4.3.3 De code van de popmuziek

 

Het derde onderdeel van het analyse-instrument betreft de code van de popmuziek en bestaat uit drie nominale variabelen. Indien een analyse-eenheid niet behoorde tot de code van de popmuziek moest bij deze drie variabelen de antwoordcategorie ’99’ (niet van toepassing) worden ingevuld. De eerste variabele (v3_1) meet het onderwerp waarover het gaat met betrekking tot de beroemdheid; de categorieën werden bepaald aan de hand van een eigen inductief onderzoek en werden later aangepast naargelang de resultaten van de test van het codeerinstrument. Dit was tevens het geval bij de variabele v3_2 die peilt naar de soort beroemdheid in de analyse-eenheid. De bedoeling is hier om het aantal sterren uit de muziek versus het aantal sterren uit de film/televisie na te gaan. De laatste variabele van het derde onderdeel, v3_3, is de operationalisering van de onderzoeksvraag die hoort bij de code van de popmuziek; in deze variabele wordt gekeken naar het geslacht van de beroemdheid.

 

            De onderzoeksvraag die hoort bij de code van de popmuziek luidt als volgt: “Hoeveel plaats voorzien de verschillende tienermagazines voor de code van de popmuziek en wat is de proportie mannelijke en vrouwelijke popsterren hierin?”. Het eerste deel van deze onderzoeksvraag kan gemeten worden door een kruistabel te laten berekenen tussen de variabelen v1_2 en v1_11. Voor de proportie mannelijke en vrouwelijke sterren binnen de code van de popmuziek kunnen we daarentegen een kruistabel laten lopen met de variabelen v1_2 en v3_3. Aan de hand van de variabelen v3_1 en v3_2 kunnen we tevens zien of er verschillen zijn tussen de tienermagazines op het vlak van het onderwerp en de soort beroemdheid waarover het gaat.

 

4.3.4 De code van mode en schoonheid

 

In dit vierde deel van het analyse-instrument worden er in totaal vier variabelen bevraagd. Net zoals bij de code van de popmuziek, werden de analyse-eenheden die niet behoorden tot de code van mode en schoonheid steeds geplaatst in de categorie 99 en later bij de statistische verwerking omgezet in missing values.

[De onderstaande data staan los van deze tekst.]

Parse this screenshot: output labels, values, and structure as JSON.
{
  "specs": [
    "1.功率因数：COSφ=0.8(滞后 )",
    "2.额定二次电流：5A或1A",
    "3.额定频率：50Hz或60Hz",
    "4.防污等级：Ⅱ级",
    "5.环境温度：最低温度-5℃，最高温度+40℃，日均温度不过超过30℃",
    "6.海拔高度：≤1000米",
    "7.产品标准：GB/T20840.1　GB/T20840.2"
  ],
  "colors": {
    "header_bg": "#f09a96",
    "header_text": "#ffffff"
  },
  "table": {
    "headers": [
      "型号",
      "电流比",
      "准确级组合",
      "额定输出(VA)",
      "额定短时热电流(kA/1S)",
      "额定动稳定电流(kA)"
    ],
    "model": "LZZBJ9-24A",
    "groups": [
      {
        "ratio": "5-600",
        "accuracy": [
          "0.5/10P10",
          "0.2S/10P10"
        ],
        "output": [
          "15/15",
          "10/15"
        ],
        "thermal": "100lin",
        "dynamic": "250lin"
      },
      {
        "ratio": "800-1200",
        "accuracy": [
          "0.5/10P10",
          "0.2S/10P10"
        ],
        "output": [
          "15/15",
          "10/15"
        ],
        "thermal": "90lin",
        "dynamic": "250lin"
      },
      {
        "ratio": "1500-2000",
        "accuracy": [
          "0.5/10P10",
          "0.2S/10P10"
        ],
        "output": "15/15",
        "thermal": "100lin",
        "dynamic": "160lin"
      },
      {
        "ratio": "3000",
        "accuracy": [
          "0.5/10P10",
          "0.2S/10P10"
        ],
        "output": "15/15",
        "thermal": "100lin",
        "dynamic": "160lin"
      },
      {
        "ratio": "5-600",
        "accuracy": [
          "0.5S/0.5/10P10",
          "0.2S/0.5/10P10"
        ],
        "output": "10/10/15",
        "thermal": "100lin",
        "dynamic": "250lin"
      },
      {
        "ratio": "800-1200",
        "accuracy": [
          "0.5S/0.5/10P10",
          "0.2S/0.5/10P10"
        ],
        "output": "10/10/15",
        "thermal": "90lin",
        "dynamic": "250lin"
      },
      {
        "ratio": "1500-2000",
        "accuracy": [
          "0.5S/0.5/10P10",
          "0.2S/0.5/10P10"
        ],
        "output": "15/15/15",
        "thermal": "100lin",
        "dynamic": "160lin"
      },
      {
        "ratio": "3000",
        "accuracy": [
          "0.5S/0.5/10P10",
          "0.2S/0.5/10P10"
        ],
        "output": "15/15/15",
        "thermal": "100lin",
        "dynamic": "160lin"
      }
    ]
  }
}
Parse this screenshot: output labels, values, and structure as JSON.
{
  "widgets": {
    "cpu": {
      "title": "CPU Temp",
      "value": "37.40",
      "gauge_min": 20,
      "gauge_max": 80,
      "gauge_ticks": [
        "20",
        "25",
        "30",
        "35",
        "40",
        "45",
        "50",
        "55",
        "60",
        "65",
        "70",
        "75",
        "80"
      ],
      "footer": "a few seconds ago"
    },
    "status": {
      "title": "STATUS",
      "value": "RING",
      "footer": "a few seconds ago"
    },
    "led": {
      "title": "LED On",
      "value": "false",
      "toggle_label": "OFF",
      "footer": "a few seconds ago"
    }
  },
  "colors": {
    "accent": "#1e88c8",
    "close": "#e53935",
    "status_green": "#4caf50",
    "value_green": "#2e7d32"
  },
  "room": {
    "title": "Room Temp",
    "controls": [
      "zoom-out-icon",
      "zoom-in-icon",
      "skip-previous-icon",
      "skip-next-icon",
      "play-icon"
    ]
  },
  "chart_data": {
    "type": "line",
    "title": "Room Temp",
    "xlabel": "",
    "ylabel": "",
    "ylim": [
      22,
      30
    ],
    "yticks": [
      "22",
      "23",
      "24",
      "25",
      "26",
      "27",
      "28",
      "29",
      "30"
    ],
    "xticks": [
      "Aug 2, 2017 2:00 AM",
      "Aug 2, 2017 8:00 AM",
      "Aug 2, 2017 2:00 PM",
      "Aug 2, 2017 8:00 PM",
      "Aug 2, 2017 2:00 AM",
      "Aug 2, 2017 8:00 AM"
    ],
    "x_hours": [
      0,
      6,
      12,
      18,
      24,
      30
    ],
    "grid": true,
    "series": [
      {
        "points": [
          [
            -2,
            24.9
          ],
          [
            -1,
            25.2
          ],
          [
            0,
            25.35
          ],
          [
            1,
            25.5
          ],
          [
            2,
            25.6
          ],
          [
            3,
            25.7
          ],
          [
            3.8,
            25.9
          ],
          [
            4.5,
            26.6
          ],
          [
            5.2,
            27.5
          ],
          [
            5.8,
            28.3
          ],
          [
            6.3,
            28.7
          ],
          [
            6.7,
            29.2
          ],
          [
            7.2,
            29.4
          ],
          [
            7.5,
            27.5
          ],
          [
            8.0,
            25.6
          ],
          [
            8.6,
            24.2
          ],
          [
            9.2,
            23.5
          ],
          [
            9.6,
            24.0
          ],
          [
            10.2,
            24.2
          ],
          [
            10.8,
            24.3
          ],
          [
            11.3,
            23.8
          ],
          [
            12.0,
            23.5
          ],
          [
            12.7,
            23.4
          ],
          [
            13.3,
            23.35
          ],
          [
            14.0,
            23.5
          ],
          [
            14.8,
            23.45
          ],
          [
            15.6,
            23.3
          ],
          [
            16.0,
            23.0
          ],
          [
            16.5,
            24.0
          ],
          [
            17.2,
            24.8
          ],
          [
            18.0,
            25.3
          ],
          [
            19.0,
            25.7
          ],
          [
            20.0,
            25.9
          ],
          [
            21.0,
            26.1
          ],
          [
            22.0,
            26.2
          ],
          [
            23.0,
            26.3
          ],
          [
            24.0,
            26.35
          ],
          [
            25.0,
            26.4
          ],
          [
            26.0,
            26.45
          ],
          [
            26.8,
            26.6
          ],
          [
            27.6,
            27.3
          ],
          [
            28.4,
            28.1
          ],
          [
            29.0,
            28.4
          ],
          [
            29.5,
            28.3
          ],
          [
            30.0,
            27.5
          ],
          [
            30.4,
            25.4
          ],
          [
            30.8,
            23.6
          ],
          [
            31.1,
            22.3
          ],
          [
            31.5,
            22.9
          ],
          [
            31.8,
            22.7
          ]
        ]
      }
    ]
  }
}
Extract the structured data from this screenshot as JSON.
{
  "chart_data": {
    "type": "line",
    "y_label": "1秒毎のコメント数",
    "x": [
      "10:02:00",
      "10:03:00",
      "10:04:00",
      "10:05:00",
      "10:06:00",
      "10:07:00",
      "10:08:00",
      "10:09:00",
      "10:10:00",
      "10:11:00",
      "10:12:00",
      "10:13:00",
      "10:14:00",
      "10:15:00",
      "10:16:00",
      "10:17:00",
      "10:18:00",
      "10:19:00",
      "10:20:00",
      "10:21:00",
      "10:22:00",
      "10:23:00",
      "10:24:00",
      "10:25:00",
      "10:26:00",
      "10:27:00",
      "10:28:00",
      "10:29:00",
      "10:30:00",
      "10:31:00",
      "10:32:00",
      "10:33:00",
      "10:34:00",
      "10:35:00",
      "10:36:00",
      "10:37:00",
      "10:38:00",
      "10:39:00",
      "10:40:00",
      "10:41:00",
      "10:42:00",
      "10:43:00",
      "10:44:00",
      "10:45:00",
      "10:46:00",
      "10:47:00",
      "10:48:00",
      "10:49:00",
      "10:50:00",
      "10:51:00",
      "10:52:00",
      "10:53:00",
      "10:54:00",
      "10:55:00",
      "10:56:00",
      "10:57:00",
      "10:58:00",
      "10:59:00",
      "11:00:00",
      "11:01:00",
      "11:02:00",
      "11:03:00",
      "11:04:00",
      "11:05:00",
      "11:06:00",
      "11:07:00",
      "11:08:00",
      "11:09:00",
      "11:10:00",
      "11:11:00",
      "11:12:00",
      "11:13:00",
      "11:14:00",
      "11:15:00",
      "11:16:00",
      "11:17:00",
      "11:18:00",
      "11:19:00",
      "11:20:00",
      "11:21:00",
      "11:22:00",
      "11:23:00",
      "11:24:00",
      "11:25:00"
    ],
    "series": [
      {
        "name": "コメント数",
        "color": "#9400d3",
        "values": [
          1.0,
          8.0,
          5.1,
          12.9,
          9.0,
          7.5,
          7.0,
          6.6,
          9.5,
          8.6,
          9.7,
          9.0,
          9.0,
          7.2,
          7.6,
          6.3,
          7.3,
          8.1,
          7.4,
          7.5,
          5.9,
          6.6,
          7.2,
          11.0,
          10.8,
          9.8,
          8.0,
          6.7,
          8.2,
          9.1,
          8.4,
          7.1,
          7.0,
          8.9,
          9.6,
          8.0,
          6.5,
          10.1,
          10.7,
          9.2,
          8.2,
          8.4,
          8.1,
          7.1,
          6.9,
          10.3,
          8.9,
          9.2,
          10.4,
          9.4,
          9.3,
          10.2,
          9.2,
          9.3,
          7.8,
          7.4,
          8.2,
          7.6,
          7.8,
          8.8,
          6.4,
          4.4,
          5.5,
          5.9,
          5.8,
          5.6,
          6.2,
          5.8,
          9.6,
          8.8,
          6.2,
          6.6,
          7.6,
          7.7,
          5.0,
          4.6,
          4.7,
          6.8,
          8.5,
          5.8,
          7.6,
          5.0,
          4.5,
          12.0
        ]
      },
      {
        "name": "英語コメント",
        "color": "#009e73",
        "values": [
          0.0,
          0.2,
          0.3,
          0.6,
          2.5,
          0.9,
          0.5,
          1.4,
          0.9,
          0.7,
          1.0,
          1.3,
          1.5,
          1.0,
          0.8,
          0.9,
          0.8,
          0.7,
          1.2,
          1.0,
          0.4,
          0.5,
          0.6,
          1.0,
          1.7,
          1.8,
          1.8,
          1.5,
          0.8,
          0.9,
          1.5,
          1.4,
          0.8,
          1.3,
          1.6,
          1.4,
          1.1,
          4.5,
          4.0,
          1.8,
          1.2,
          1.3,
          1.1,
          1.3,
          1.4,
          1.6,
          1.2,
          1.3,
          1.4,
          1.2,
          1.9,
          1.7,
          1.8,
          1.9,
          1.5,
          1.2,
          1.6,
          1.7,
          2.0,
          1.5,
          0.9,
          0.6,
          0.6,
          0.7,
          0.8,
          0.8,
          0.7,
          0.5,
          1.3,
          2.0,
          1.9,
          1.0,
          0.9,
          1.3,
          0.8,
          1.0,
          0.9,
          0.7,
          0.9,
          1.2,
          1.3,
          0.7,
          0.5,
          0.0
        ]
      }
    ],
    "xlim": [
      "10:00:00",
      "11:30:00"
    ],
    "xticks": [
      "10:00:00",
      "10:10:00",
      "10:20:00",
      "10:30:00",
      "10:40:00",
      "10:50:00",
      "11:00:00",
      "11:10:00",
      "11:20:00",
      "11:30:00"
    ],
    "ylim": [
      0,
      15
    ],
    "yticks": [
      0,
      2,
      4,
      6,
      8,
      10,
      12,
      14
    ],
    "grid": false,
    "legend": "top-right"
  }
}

De eerste variabele, v4_1, meet de productcategorie waarover de analyse-eenheid voornamelijk gaat en is van het nominale meetniveau. De gebruikte categorieën zijn gebaseerd op de eindverhandeling van Van Boxelaer (2003, Bijlage 25), maar werden later samengevoegd toen uit de test van het codeerinstrument bleek dat er anders te weinig analyse-eenheden per categorie zouden zijn. De volgende variabele (v4_2) is de vertaling van de onderzoeksvraag van de code van mode en schoonheid in een variabele die gemeten kan worden. De categorieën werden door mijzelf opgesteld met behulp van een inductief onderzoek en aangepast na verschillende testen van het instrument. Deze variabele is nominaal en aangezien het hier latente inhoud betreft, kunnen we zeggen dat dit een vorm van kwalitatieve inhoudsanalyse is. De derde variabele binnen dit onderdeel (v4_3) is ordinaal en vraagt naar de gegeven prijs van een productcategorie. Voor deze variabele stelde ik een aparte tabel op, waarbij voor elke productcategorie aangegeven wordt wanneer de prijs aan de lage kant is, wanneer de prijs gemiddeld is en wanneer de prijs aan de hoge kant is. Deze tabel vindt U in bijlage 2, vlak na het analyse-instrument zelf. Tenslotte is er binnen dit onderdeel nog de variabele v4_4 die polst naar de aanwezigheid van reclame binnen artikels over mode en schoonheid. Deze variabele is nominaal en bestaat uit de categorieën ‘ja’ en ‘neen’.

 

            Het vierde onderdeel van het analyse-instrument werd gemaakt om een antwoord te kunnen geven op de onderzoeksvraag “Welke reden geven de tienermagazines om bepaalde kledij en schoonheidsproducten te gebruiken en zijn er culturele verschillen?”; vooral de variabele v4_2 is belangrijk in het licht van deze onderzoeksvraag. Bovendien kunnen kruistabellen van v1_2 en respectievelijk v4_1 en v4_3 aantonen of er significante verschillen bestaan tussen de tienermagazines met betrekking tot de productcategorie en de gegeven prijzen binnen de analyse-eenheid. Tenslotte geeft de variabele v4_4 reeds een eerste indicatie van de hoeveelheid verdoken reclame binnen tienermagazines.

 

4.3.5 De code van de reclame

 

Binnen het codeerinstrument bestaat het onderdeel ‘De code van de reclame’ uit drie variabelen. De eerste variabele (v5_1) peilt naar de soort reclame waarover het gaat en maakt een onderscheid tussen duidelijke, open reclame en verdoken reclame. Deze variabele is net zoals de andere variabelen in dit onderdeel nominaal en geeft gedeeltelijk antwoord op de eerste onderzoeksvraag van deze code, namelijk “Zijn er culturele verschillen met betrekking tot de hoeveelheid reclame (zowel openlijk als verdoken) en de soort  reclame  in de verschillende tienermagazines?”. Ook de tweede variabele binnen dit onderdeel, v5_2 is nominaal en beantwoordt deze onderzoeksvraag; hier gaat het om de productcategorie waarvoor reclame wordt gemaakt. De verschillende categorieën die hier gebruikt worden zijn een combinatie van de categorieën uit de eindverhandelingen van Van Broeck (2000, bijlage p. 2) en Van Boxelaer (2003, Bijlage 25). Natuurlijk werden deze categorieën later aangepast aan de hand van de resultaten van de verscheidene testen van het codeerinstrument.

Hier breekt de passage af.